Deputy Prime Minister of Cambodia
- Incumbent
- Assumed office 22 August 2023
- Prime Minister: Hun Manet

Minister of Interior
- Incumbent
- Assumed office 22 August 2023
- Prime Minister: Hun Manet
- Preceded by: Sar Kheng

Member of Parliament for Prey Veng
- Incumbent
- Assumed office 21 August 2023

Secretary of State of Education, Youth and Sport
- In office 6 September 2018 – 21 August 2023
- Prime Minister: Hun Sen
- Minister: Hangchuon Naron

Personal details
- Born: 4 June 1981 (age 45) Prey Veng, People's Republic of Kampuchea^{[citation needed]}
- Party: Cambodian People's Party
- Relations: Sar Kheng (father)

Military service
- Allegiance: Cambodia
- Branch/service: Cambodian National Police
- Rank: General

= Sar Sokha =

Cambodian politician

Sar Sokha (ស សុខា; born 4 June 1981) is a Cambodian politician and police general who currently serves as deputy prime minister and Minister of Interior. He was the secretary of state at the Ministry of Education, Youth and Sport. He is the son of former Interior Minister Sar Kheng.

==Early life and education==
Sar Sokha is the eldest son of Samdech Krala Hom Sar Kheng, the former Deputy Prime Minister, Minister of Interior, and Vice President of the Cambodian People's Party. He was born in 1981 in Prey Veng Province.

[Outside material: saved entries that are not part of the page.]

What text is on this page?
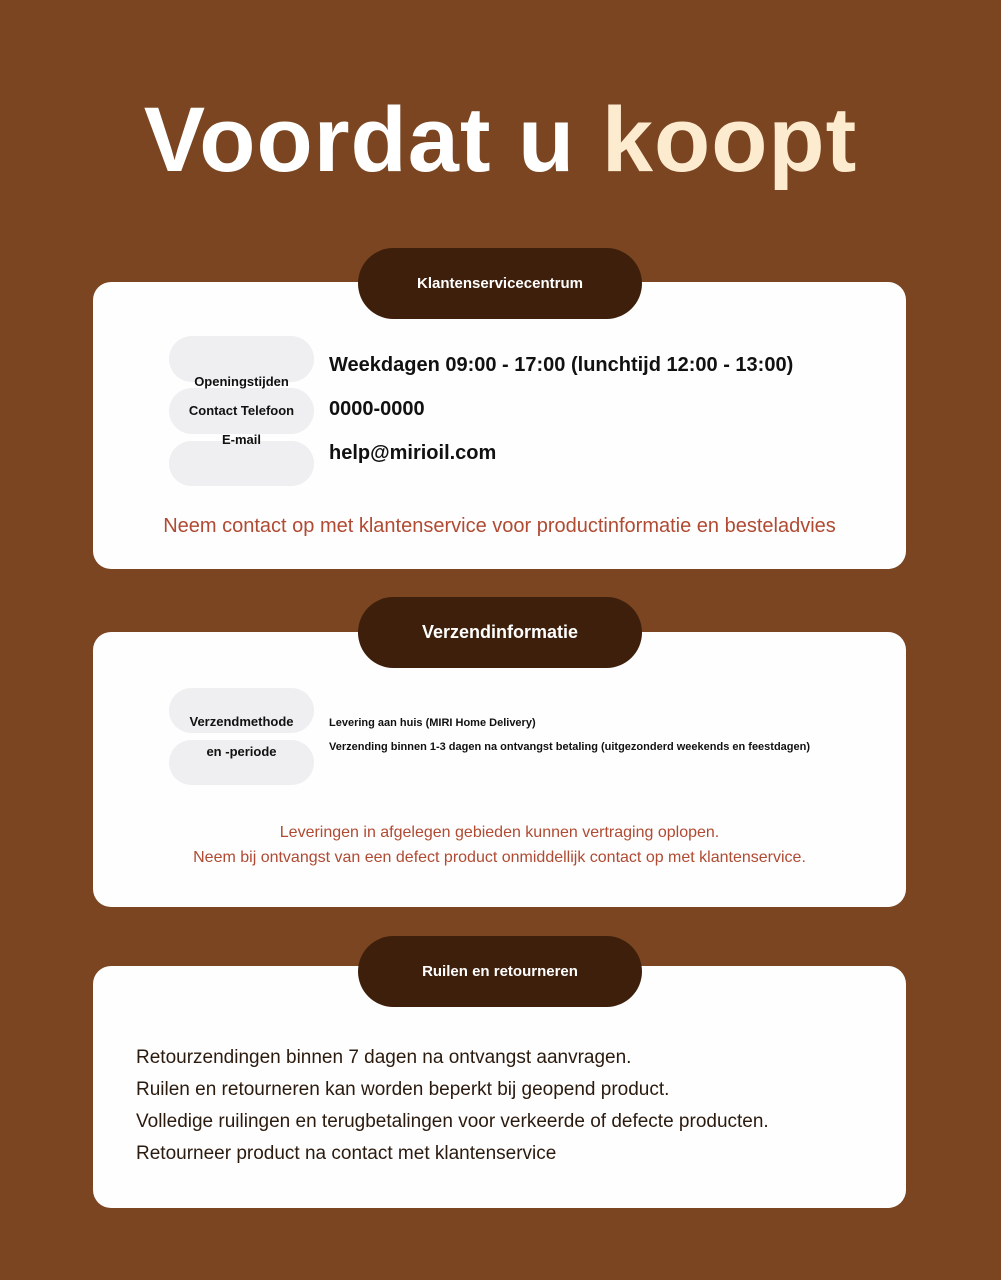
Voordat u koopt
Klantenservicecentrum
Openingstijden
Contact Telefoon
E-mail
Weekdagen 09:00 - 17:00 (lunchtijd 12:00 - 13:00)
0000-0000
help@mirioil.com
Neem contact op met klantenservice voor productinformatie en besteladvies
Verzendinformatie
Verzendmethode
en -periode
Levering aan huis (MIRI Home Delivery)
Verzending binnen 1-3 dagen na ontvangst betaling (uitgezonderd weekends en feestdagen)
Leveringen in afgelegen gebieden kunnen vertraging oplopen.
Neem bij ontvangst van een defect product onmiddellijk contact op met klantenservice.
Ruilen en retourneren
Retourzendingen binnen 7 dagen na ontvangst aanvragen.
Ruilen en retourneren kan worden beperkt bij geopend product.
Volledige ruilingen en terugbetalingen voor verkeerde of defecte producten.
Retourneer product na contact met klantenservice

Sar Sokha studied in France and earned his PhD. He also pursued studies in Germany, the Czech Republic, and Singapore, focusing on rural development, science, education, civil law management, sub-national administration, police and military skills. He is fluent in both French and English.

==Career==
Sar Sokha used to serve as a police officer within the Ministry of Interior, assisting his father, Samdech Krala Hom Sar Kheng, who held positions including Phnom Penh Deputy Police Commissioner responsible for public order, and Secretary of State within the Ministry of Education. Moreover, he was appointed as the Chairman of the Board of the National University of Meanchey in Banteay Meanchey, the National University of Battambang in Battambang, and the Chea Sim Kamchay Mear National University of Prey Veng.

Furthermore, Sar Sokha has been designated as the President of the Union of Youth Federations of Cambodia (UYFC) in Prey Veng, Battambang, and Banteay Meanchey. Sar Sokha held a seat in the Cambodian People's Party as a Member of Parliament for Prey Veng during two terms. Moreover, in the 2023 national election, he was successfully elected as a Member of Parliament for Prey Veng Province.

== Personal life ==
He is married to Ke Suon Sophy. They have four children (two sons and two daughters). Sar Sokha's wife is the youngest daughter of General Ke Kim Yan, the Deputy Prime Minister in charge of the National Authority for Combating Drugs, and Mao Malay Ke Kim Yan.